Potosi, over 4100 metres above sea-level (c. 660 higher than Lhasa!), was a sport, a freak; by far the highest city in the world, it was itself dominated by the Cerro. This immense ruddy cone rose nearly 650 metres higher still, and was riddled by veins of one of the world's richest ore-bodies; the surface exposure found in 1545 was ninety by four metres and 50 percent silver. Altitude and terrain were themselves advantages from a technical point of view, since there was no fear of flooding and much of the ore was accessible, to begin with at least, by adits and relatively short shafts. But these factors added a new dimension of suffering for the mitayo: an average winter day may range from -16 to +17 degrees centigrade; some mine entrances were at 4500 metres, nearly 15,000 feet. In the shafts, up which men and women carried heavy burdens on dizzying ladders, the air was hot and humid, poor in oxygen but rich in carbonic gas; at the exits, sweating and under-nourished bodies were plunged immediately into icy and rarified air, well above the altitudinal optimum even for Andean Indians. Well might it be said that only the heat of human greed could temper such a climate. Yet on this highly unfavourable site, too dry and cold for cultivation, rose one of the greatest cities, numerically, of the early modern world. It had some 120,000 souls of all colours in the late sixteenth century, and by 1650 claimed 160,000—as large as Amsterdam or any Italian city, probably twice as large as Madrid itself. The European populataion was numbered in thousands or even tens of thousands, and a very mixed lot it was.
The basis however remained, as it had to, the Indians, whether conscripted mitayos or more or less free 'fringe-dwellers' ... the mitayos lived mostly on chuño, frozen and dried potatoes, and kept themselves going by chewing coca leaves from the eastern Andean slopes and Chochabamba, whence also mine timbers had to be brought. Amalgamation needed great quatities of salt—1500 quintals a day in the 1630s—but this was available from the great salt-pans of the Altiplano 200 km or so to the west. Staple European foodstuffs came from Arequipa or from Salta, Jujuy, or Tucuman, which was also a great supplier of mules; further south the inland plains of La Plata supplied leather and tallow. While the official port of entry and outlet was Arica, this reaching down into the northern marches of modern Chile and Argentina was to become a major, though officially improper trade route ...

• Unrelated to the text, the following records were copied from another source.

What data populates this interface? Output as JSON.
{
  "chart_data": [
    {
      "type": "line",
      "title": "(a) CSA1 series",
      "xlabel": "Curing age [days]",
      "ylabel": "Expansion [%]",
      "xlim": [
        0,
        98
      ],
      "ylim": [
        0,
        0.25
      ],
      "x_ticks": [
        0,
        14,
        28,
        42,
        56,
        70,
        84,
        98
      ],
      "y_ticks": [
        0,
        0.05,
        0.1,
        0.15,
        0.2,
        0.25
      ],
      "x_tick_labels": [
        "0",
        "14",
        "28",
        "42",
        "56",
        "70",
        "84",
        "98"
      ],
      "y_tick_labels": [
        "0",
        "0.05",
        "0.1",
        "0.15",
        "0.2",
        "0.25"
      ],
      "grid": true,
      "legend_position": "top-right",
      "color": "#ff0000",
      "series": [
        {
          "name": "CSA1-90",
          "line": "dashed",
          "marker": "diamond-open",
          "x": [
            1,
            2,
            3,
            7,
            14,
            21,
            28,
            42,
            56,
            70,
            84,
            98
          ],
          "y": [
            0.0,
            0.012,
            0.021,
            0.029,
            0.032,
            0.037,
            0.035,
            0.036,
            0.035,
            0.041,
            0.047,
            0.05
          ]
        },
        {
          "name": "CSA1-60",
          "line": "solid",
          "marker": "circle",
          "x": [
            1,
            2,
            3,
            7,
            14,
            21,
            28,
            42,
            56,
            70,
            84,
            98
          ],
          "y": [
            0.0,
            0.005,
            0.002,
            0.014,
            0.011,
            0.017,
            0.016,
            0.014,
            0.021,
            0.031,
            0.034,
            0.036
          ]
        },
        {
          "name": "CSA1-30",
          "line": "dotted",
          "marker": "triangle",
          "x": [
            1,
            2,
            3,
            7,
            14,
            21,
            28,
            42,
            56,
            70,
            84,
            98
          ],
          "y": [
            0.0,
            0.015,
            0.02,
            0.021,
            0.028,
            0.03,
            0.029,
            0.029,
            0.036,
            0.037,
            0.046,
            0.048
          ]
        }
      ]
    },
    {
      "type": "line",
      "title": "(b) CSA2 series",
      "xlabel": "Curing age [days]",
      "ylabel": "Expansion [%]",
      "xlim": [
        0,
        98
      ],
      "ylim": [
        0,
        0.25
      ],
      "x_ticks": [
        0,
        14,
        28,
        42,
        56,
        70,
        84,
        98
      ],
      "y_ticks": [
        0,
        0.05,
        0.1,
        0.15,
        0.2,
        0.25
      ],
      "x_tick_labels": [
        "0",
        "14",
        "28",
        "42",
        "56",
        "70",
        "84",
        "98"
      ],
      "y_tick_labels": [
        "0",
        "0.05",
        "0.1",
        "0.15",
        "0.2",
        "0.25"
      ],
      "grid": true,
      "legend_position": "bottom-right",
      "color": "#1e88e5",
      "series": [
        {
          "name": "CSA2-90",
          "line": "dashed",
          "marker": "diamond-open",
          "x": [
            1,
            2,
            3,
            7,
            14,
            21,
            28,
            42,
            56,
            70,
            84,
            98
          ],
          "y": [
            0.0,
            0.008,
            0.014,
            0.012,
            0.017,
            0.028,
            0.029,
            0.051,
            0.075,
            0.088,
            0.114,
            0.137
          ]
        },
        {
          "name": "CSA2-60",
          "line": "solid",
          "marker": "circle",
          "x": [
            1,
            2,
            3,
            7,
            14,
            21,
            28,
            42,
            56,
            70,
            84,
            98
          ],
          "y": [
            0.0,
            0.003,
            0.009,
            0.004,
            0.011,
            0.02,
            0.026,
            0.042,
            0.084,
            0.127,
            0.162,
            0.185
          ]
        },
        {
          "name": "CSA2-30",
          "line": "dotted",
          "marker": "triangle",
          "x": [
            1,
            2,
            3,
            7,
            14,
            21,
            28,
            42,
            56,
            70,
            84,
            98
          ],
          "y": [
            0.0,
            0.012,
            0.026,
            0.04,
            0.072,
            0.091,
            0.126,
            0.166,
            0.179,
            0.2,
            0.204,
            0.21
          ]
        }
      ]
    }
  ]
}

Alongside this mundane trade in subsistence and production goods was that in sinfully costly frivolities for the conspicuous consumption of the newly rich élite. Bartolomé Arzáns de Orsúa y Vela, the gloriously inconsequential eighteenth century chronicler of the city, gives a glittering and much quoted list of the luxuries which flowed in from all quarters of the world for the pleasures of the opulent Potosinos; many of these came in the back door, brought from La Plata by Portuguese merchants, the notorious Peruleiros—another leak from the official channels of exchange. Between these Perulieros and Peruleros, the merchant capitalists or their factors at Seville, the profits of Potosi were largely drained away; enough were left, however, to support a society raffish on a grand scale, out-Westerning the Hollywood West. Solid piety and good works did exist, but were overlaid by an atmosphere of fiesta and brawl: alongside the eighty churches were fourteen dance-halls and thirty-six gaming houses, staffed by 700 or 800 professional gamblers. Civil commotion was violent and endemic. Respectable Spanish women were relatively few, partly because childbirth at the high altitude was thought dangerous; but apart from many Indian women living by exercicios amorosos, there were 120 professional ladies, at their head one Doña Clara, who lived in a style ranking her with the grandes horizontales of the French Second Empire or Third Republic. And all around, gasping in the mine or shivering in the thin sharp air, the drafted relays of mitayos choked their lungs and lives out.